Wednesday, August 31, 2011

The Confession

The Confession
John Grisham

I’ll admit, I heart old-school John Grisham.  The Firm, The Pelican Brief, The Client.  My stack of ten paperbacks stands as ­a (sad and wobbly) monument to my sadly un-ironic love of stories featuring small-town lawyers, poor defendants, bad guys in black hats or black suits, all soaked in bourbon and sweet tea and set out to dry in the sun and dirt of the rural south.  (It also testifies to how much I love used bookstores).

Once his lawyers got richer and started turning into corporate douchebags in fancy cars and private jets, I aggressively lost interest.  The Confession reads like vintage Grisham.  It’s like The Chamber, but from the opposite side of the coin.  I read it straight through in three days, nose-in-book, doing things with one hand and trying not to bump into the walls, the way I read when I was a kid.  It made me want to watch The Client, and Dead Man Walking, and maybe also Thelma and Louise because I just love Susan Sarandon that much.

The plot is so sadly familiar.  A cheerleader disappears and, after a couple of weeks, the police have no idea what happened to her.  They arrest Donte Drumm, an 18-year-old football player.  Legally an adult, he’s interrogated for hours without his parents, without a lawyer, without any recordings of the interrogation.  No physical evidence, no body, an anonymous tip to the cops, a confession full of factual inaccuracies and leading questions.  Any one of those things should add up to reasonable doubt…did I mention that he’s convicted of murder and they can’t prove that anyone’s dead?...but none of those things make a difference.

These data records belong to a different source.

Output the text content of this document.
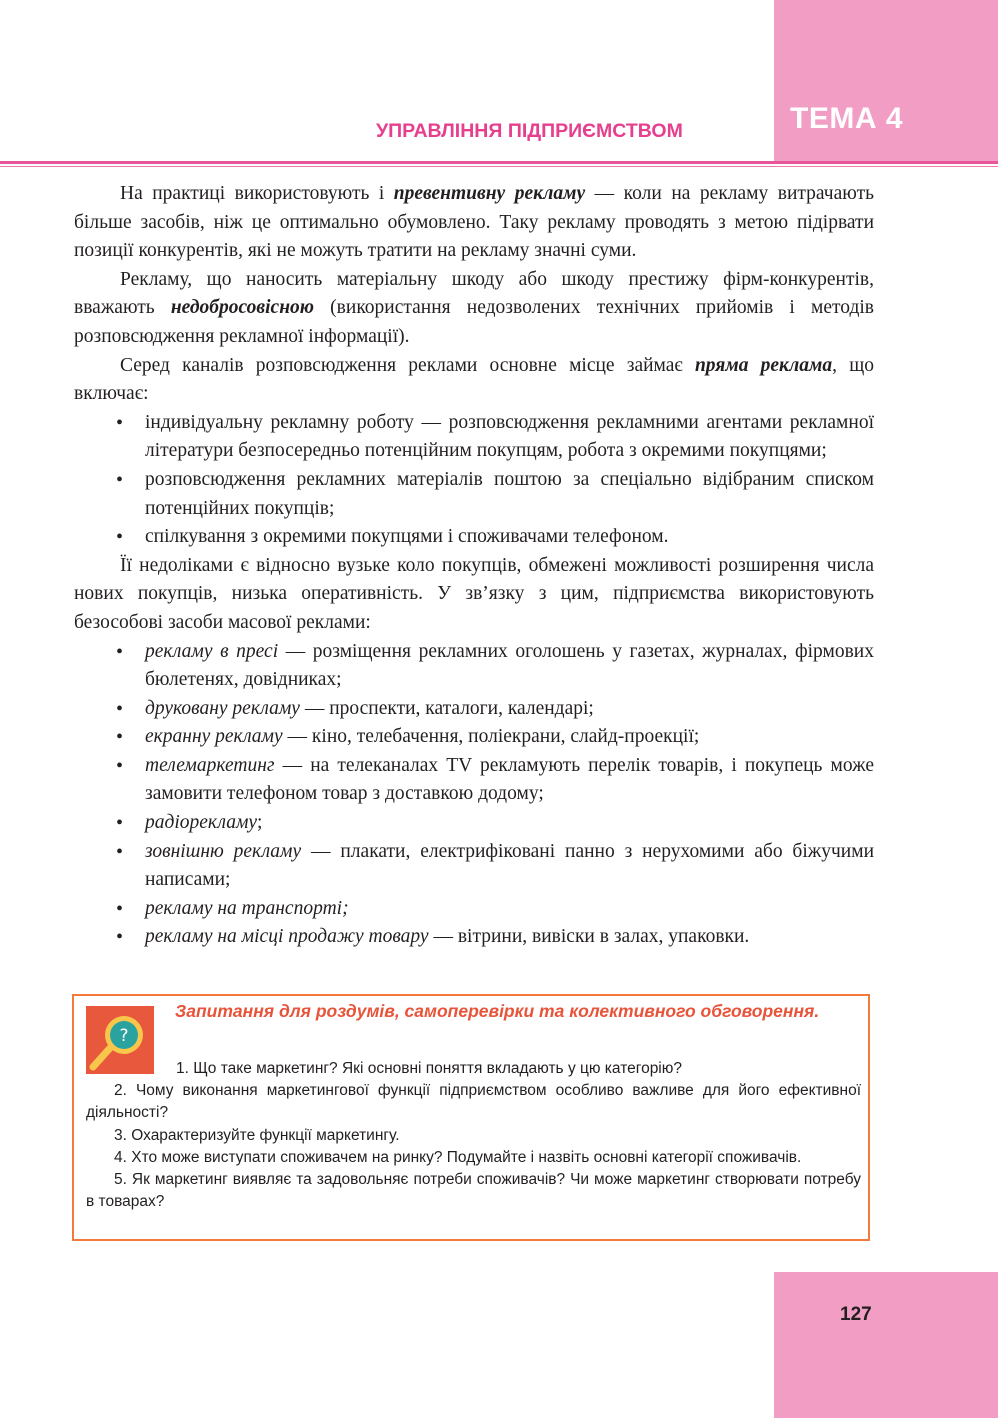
ТЕМА 4
УПРАВЛІННЯ ПІДПРИЄМСТВОМ

На практиці використовують і превентивну рекламу — коли на рекламу витрачають більше засобів, ніж це оптимально обумовлено. Таку рекламу проводять з метою підірвати позиції конкурентів, які не можуть тратити на рекламу значні суми.

Рекламу, що наносить матеріальну шкоду або шкоду престижу фірм-конкурентів, вважають недобросовісною (використання недозволених технічних прийомів і методів розповсюдження рекламної інформації).

Серед каналів розповсюдження реклами основне місце займає пряма реклама, що включає:

• індивідуальну рекламну роботу — розповсюдження рекламними агентами рекламної літератури безпосередньо потенційним покупцям, робота з окремими покупцями;
• розповсюдження рекламних матеріалів поштою за спеціально відібраним списком потенційних покупців;
• спілкування з окремими покупцями і споживачами телефоном.

Її недоліками є відносно вузьке коло покупців, обмежені можливості розширення числа нових покупців, низька оперативність. У зв’язку з цим, підприємства використовують безособові засоби масової реклами:

• рекламу в пресі — розміщення рекламних оголошень у газетах, журналах, фірмових бюлетенях, довідниках;
• друковану рекламу — проспекти, каталоги, календарі;
• екранну рекламу — кіно, телебачення, поліекрани, слайд-проекції;
• телемаркетинг — на телеканалах TV рекламують перелік товарів, і покупець може замовити телефоном товар з доставкою додому;
• радіорекламу;
• зовнішню рекламу — плакати, електрифіковані панно з нерухомими або біжучими написами;
• рекламу на транспорті;
• рекламу на місці продажу товару — вітрини, вивіски в залах, упаковки.
?
Запитання для роздумів, самоперевірки та колективного обговорення.

1. Що таке маркетинг? Які основні поняття вкладають у цю категорію?

2. Чому виконання маркетингової функції підприємством особливо важливе для його ефективної діяльності?

3. Охарактеризуйте функції маркетингу.

4. Хто може виступати споживачем на ринку? Подумайте і назвіть основні категорії споживачів.

5. Як маркетинг виявляє та задовольняє потреби споживачів? Чи може маркетинг створювати потребу в товарах?

127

I was about a third of the way through, on August 18th (trust me, the date’s significant), and realizing that Donte was going to be killed for something he didn’t do.  It made me feel horrible, because it reminded me of Damien from the West Memphis Three.  I ran the Arizona branch of the support group for years, spent a lot of hours tabling out on Roosevelt on First Fridays, telling anyone who would stand still long enough to listen about three boys in jail because they wore black clothes and listened to heavy metal.  I saw Wil Wheaton at a benefit years ago, and was so busy going ohmygodit’sWesleyCrusher!!! in my head that I was too shy to go up and say hi to him.   I hadn’t checked in with the effort for years, mostly because I was terrified that I’d find out that they’d set a date for execution or worse.   It was also the beginning of a bad time in my life, and a lot of my memories are colored with memories of a bad ex-boyfriend. 

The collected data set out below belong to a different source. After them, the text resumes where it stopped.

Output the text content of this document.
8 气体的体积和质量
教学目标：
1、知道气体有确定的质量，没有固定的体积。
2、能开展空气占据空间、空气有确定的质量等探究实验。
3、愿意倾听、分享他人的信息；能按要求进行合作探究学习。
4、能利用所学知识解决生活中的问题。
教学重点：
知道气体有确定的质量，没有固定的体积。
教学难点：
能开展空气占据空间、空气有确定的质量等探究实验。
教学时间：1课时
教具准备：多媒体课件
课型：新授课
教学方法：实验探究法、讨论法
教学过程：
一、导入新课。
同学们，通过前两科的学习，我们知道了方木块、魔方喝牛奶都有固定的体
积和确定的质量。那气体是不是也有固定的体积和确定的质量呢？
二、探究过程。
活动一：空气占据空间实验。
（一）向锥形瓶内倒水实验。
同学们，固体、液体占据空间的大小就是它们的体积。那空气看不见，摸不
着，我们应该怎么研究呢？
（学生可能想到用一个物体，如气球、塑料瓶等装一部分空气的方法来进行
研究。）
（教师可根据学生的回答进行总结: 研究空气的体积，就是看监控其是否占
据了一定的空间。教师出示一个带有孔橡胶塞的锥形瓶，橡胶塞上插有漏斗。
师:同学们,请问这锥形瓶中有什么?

In a weird moment of synergy from the universe, the next day the news broke that they were being released.  It was the happiest I’ve felt in a long time, and it felt wonderful to be so purely happy for someone else.  And it happened without the ex-boyfriend from hell.  It felt like, because I had the end of the experience by myself, he was cleansed from the entire experience.  Like someone took a giant bunch of sage and smudged him the fuck out of my memories.  I’m gonna wash that man right out of my hair, except with voodoo incense that you use to chase spirits from your home.  Suddenly, like everything was shiny and new, and a part of my old life was mine again.